Dalam pernyataan video yang ditujukan kepada para kader Partai Demokrat namun dirilis di YouTube, Rabu (25/10/2017), SBY yang berbicara dari Darwin, Australia, juga membandingkan Perppu Ormas sekarang dengan UU tentang Ormas yang dia tandatangani pada 2013. "Yang pertama berkaitan dengan paradigma. 

Di era saya, negara dan pemerintah memperlakukan ormas sebagai komponen bangsa, komponen pembangunan yang diberikan ruang untuk ikut berpartisipasi dan berkontribusi pada pembangunan bangsanya. Jadi ormas partner negara, partner pemerintah, itu paradigma dulu," kata SBY. 

 "Nah sekarang dalam Perppu Ormas yang kemarin itu seolah-olah negara atau pemerintah melihat ormas ini, 'wah ini bisa jadi ancaman'. Ancaman terhadap negara, ancaman terhadap Pancasila, ancaman terhadap konstitusi, dan sebagainya. Inilah yang berbeda." 

SBY mengatakan partainya menuntut agar ormas dikembalikan lagi sebagai mitra pemerintah. 

"Yang kedua tentang pemberian sanksi. Partai Demokrat berpendapat tidak boleh main bubarkan saja, jatuhkan sanksi seolah-olah pemerintah bisa apa saja. Partai Demokrat ingin ada yang disebut dengan due process of law, objektif, terukur dan tidak sewenang-wenang manakala pemerintah memberikan sanksi kepada ormas. Partai Demokrat ingin mengingatkan Indonesia negara hukum, bukan negara kekuasaan," urainya. 

"Yang ketiga, ini soal siapa yang menafsirkan Pancasila, dan siapa yang boleh mengatakan ormas X ormas Z itu bertentangan dengan Pancasila. Nah dalam Perppu tersebut yang diberikan kewenangan itu adalah mendagri dan menteri yang membidangi masalah hukum dan hak asasi manusia." 

 "Partai Demokrat tidak sependapat. Menteri itu politisi diangkat oleh presiden, presiden juga politisi. Kalau mereka punya kewenangan yang mutlak menafsirkan Pancasila dan kemudian mengatakan ormas A ormas B bertentangan dengan Pancasila, maka kekuasaan bisa sewenang-wenang." 

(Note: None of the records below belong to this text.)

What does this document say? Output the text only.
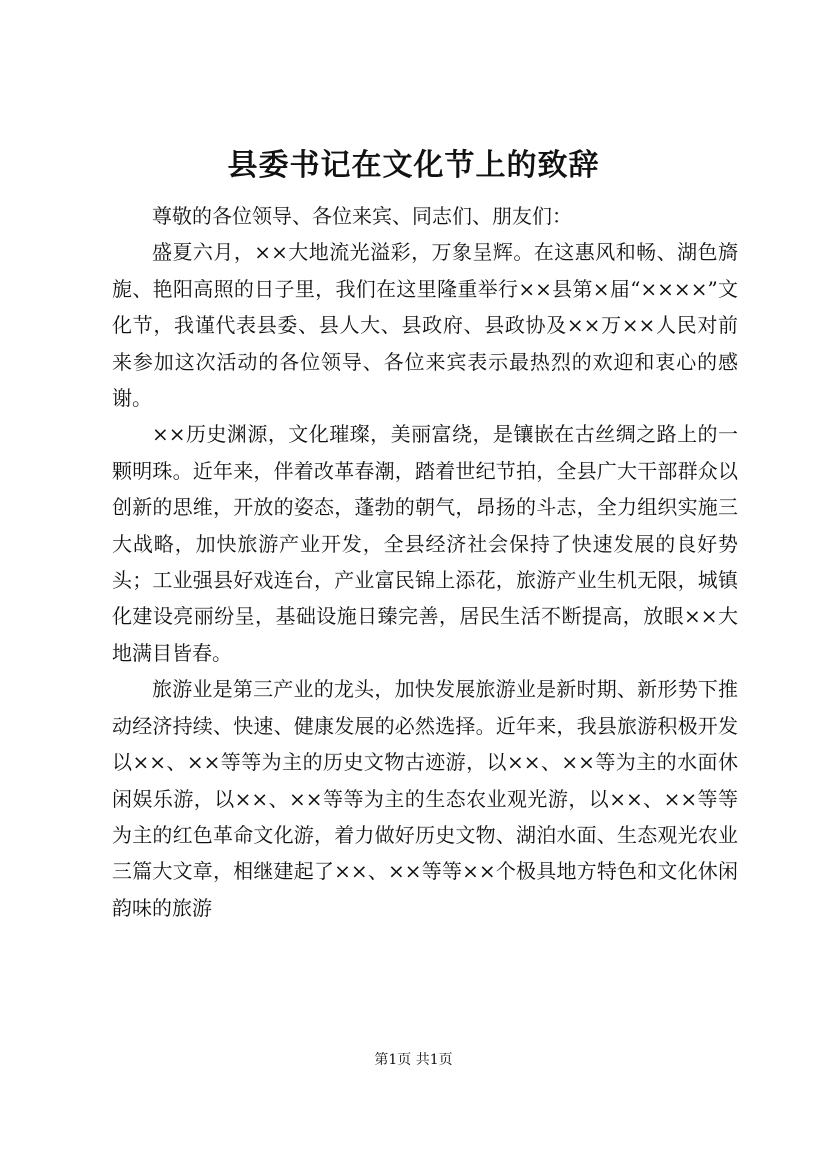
县委书记在文化节上的致辞

尊敬的各位领导、各位来宾、同志们、朋友们：

盛夏六月，××大地流光溢彩，万象呈辉。在这惠风和畅、湖色旖旎、艳阳高照的日子里，我们在这里隆重举行××县第×届“××××”文化节，我谨代表县委、县人大、县政府、县政协及××万××人民对前来参加这次活动的各位领导、各位来宾表示最热烈的欢迎和衷心的感谢。

××历史渊源，文化璀璨，美丽富绕，是镶嵌在古丝绸之路上的一颗明珠。近年来，伴着改革春潮，踏着世纪节拍，全县广大干部群众以创新的思维，开放的姿态，蓬勃的朝气，昂扬的斗志，全力组织实施三大战略，加快旅游产业开发，全县经济社会保持了快速发展的良好势头；工业强县好戏连台，产业富民锦上添花，旅游产业生机无限，城镇化建设亮丽纷呈，基础设施日臻完善，居民生活不断提高，放眼××大地满目皆春。

旅游业是第三产业的龙头，加快发展旅游业是新时期、新形势下推动经济持续、快速、健康发展的必然选择。近年来，我县旅游积极开发以××、××等等为主的历史文物古迹游，以××、××等为主的水面休闲娱乐游，以××、××等等为主的生态农业观光游，以××、××等等为主的红色革命文化游，着力做好历史文物、湖泊水面、生态观光农业三篇大文章，相继建起了××、××等等××个极具地方特色和文化休闲韵味的旅游

第1页 共1页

"Yang keempat menyangkut ancaman pidana. Partai Demokrat melihat, saya juga membaca, wah ini berlebihan. Bayangkan misalnya kalau ada ormas yang dibekukan atau dibubarkan maka semua anggotanya kena. Ini kan menjadi tidak adil, ke mana-mana, bisa jadi alat kekuasaan untuk menghabisi lawan-lawan politiknya." 

"Satu, dua, tiga, empat itulah yang oleh Partai Demokrat kalau masih jadi UU, bahaya," kata SBY dalam video berdurasi 18 menit itu. 

Mengancam Terlepas dari uraian tersebut, dalam sidang paripurna DPR Selasa (24/10) lalu Partai Demokrat bergabung dengan para partai pendukung pemerintah lainnya untuk menerima Perppu Ormas menjadi UU, dengan syarat ada revisi atas poin-poin yang disampaikan SBY itu. 

Menurut argumen SBY, apabila partainya mengikuti jejak Partai Gerindra, Partai Keadilan Sejahtera (PKS), dan Partai Amanat Nasional (PAN) untuk menolak Perppu, mereka berempat toh akan kalah suara juga dengan enam partai lainnya. 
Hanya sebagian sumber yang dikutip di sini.